P.S. Несколько замечаний вслед:
В словах «изъятие <… > „Лакрима Кристи“ <… > соотносится с „вольтерьянством“ раннего Пушкина» за словом «вольтерьянство» стыдливо скрывался «чистый афеизм». Замечу в этой связи: не был ли знаменитый коктейль Слеза комсомолки отголоском названия Lacryma Christi – из Вяземского или какого-то другого источника (perché la grande regina naveva molto..)103.
Мысль о заумном употреблении экзотических этнонимов, конечно, не была исключительно опоязовским открытием, эту честь формалисты, как известно, делили с К.И. Чуковским.
В связи со ссылкой на Шкловского в примечании 91 не могу не выразить сочувствие Джону Мальмстаду, которого переводчик и/или редакторы заставили цитировать статью «Пушкин и Штерн»104. К сожалению, я до сих пор не имел случая выяснить, есть ли на самом деле в «Словаре» Кюхельбекера эта выписка из Стерна (и на каком языке?), или Тынянов ввел ее в роман как квазиподтекст к «Отрывкам из писем, мыслям и замечаниям». Б.С. Мейлах, который публиковал фрагменты «Словаря»105, привел и выписки106 под сл. любовь, здесь есть Вейсс и Нинон Ланкло, но не Стерн. На мой вопрос он отвечал по памяти, что, кажется, видел эту выписку из Стерна в словаре, но не был уверен. Этот эпизод в П. является кульминацией «сюжетной линии» или темы кюхельбекеровского «Словаря» (она вся умещается в десятой главе) и (соответственно) последним его упоминанием в романе. Предшествующие эпизоды, в которых «Словарь» (он впервые появляется – П., 404) сплетается с любовной топикой, – это первое чтение статьи любовь с цитатой из Нинон де Ланкло (П., 408–409; ср. особенно: «они подозревали чудеса»), и дистанцированный эпизод – со статьями «поэт» и «Пирон»: сначала их чтение в споре Кюхли и Пушкина (П., 410), где приводится полный текст, затем – отсылка к статье «Пирон» после столкновения с Варфоломеем Толстым из-за крепостной актрисы Наташи (П., 420). Тем самым сюда одновременно вплетается линия французской вольной поэзии (именно Пирона отбирает у Пушкина Пилецкий), и эта связь подчеркнута в упомянутом эпизоде: «Вскоре ответ был готов. Кюхля полагал, что он был тем сильнее, что принадлежал тому самому Пирону, шалости которого были всем известны и так нравились Александру» (П., 410), и далее Пирон, в соответствующем ряду, упоминается в сцене свидания с Наташей, непосредственно перед чтением Стерна: «Но это не было похоже ни на „Соловья“, ни на Пирона, ни на Баркова, ни на все, что было в шкапу у отца и на полках у дядюшки, а потом стало похоже на гибель» (П., 422).
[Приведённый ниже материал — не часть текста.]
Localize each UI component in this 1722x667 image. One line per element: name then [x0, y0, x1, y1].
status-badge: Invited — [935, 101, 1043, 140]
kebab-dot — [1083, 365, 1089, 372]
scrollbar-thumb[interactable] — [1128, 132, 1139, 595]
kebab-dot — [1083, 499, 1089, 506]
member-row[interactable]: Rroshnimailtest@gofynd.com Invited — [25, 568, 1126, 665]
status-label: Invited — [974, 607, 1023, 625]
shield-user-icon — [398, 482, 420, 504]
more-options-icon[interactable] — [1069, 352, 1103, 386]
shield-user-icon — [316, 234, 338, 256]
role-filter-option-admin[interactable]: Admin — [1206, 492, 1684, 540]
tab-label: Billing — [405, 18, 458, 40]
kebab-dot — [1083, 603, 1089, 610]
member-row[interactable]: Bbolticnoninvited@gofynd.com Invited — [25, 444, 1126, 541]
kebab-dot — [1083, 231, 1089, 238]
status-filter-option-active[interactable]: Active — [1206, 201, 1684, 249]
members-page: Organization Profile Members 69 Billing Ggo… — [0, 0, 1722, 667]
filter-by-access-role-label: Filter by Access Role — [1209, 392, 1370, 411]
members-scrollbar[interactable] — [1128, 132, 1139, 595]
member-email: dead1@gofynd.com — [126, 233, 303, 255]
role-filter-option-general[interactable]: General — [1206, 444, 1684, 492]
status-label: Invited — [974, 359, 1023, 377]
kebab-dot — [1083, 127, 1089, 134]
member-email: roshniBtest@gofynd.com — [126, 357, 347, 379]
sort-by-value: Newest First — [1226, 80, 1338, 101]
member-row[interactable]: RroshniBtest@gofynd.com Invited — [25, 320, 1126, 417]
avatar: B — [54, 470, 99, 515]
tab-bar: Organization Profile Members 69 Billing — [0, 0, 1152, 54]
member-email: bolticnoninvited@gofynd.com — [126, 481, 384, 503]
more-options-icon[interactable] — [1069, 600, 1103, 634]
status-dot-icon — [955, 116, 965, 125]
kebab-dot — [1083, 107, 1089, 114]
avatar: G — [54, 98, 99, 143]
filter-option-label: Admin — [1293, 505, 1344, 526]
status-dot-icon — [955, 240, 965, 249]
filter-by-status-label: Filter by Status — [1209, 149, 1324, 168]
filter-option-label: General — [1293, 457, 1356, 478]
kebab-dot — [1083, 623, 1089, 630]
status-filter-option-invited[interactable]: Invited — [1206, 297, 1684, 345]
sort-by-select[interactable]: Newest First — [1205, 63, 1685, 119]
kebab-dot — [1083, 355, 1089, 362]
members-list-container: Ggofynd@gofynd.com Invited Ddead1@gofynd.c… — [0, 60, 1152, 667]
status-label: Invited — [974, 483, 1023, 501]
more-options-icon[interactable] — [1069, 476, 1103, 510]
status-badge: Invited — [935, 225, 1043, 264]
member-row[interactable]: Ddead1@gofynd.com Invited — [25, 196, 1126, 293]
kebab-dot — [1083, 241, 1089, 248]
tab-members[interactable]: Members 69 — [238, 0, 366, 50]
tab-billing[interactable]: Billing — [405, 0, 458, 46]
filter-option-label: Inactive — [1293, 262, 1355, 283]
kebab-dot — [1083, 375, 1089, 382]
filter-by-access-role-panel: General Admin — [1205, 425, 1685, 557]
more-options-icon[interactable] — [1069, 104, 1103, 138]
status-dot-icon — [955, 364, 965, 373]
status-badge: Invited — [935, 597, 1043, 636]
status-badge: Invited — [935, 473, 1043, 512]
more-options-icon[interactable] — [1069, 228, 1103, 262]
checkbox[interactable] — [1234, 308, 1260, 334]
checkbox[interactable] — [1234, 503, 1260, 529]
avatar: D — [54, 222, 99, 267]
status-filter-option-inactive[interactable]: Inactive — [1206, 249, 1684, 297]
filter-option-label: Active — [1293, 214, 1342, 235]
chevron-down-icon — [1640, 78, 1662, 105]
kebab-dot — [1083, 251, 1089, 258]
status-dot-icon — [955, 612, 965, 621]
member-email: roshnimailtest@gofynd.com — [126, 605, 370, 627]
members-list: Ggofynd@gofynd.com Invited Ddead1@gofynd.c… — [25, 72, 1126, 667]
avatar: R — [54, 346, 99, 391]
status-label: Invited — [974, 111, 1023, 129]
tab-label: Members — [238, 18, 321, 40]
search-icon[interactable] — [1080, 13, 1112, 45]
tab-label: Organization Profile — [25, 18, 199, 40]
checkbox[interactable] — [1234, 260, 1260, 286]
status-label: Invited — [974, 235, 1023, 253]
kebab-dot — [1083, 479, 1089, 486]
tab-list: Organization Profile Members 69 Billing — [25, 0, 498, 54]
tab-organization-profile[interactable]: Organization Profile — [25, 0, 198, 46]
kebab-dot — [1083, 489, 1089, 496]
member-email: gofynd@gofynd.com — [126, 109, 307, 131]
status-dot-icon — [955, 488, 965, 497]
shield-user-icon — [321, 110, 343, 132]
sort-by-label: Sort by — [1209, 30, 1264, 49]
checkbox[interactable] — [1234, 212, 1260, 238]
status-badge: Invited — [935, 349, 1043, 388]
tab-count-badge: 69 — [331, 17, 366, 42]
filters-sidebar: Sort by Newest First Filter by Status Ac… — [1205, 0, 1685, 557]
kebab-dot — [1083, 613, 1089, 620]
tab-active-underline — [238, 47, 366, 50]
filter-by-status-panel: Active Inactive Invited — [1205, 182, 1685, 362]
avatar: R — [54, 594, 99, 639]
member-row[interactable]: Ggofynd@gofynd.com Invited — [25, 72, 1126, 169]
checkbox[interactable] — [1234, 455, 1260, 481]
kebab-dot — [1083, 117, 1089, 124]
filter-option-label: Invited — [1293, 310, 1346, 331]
Замечательно (и тем не менее, кажется, не замечено), что слова «знал бы про себя» являются цитатой из «Убийцы» Катенина, упоминавшегося в Заметке 1 и тематически близкого Заметке 2; а именно из той же строфы, где появляется слово плешивый: «Ты, видно, сроду молчаливый: / Так знай же про себя» (не исключено, что Тынянов заметил эту связь и что она, как подтекст, участвует в скреплении рассматриваемых здесь мотивов).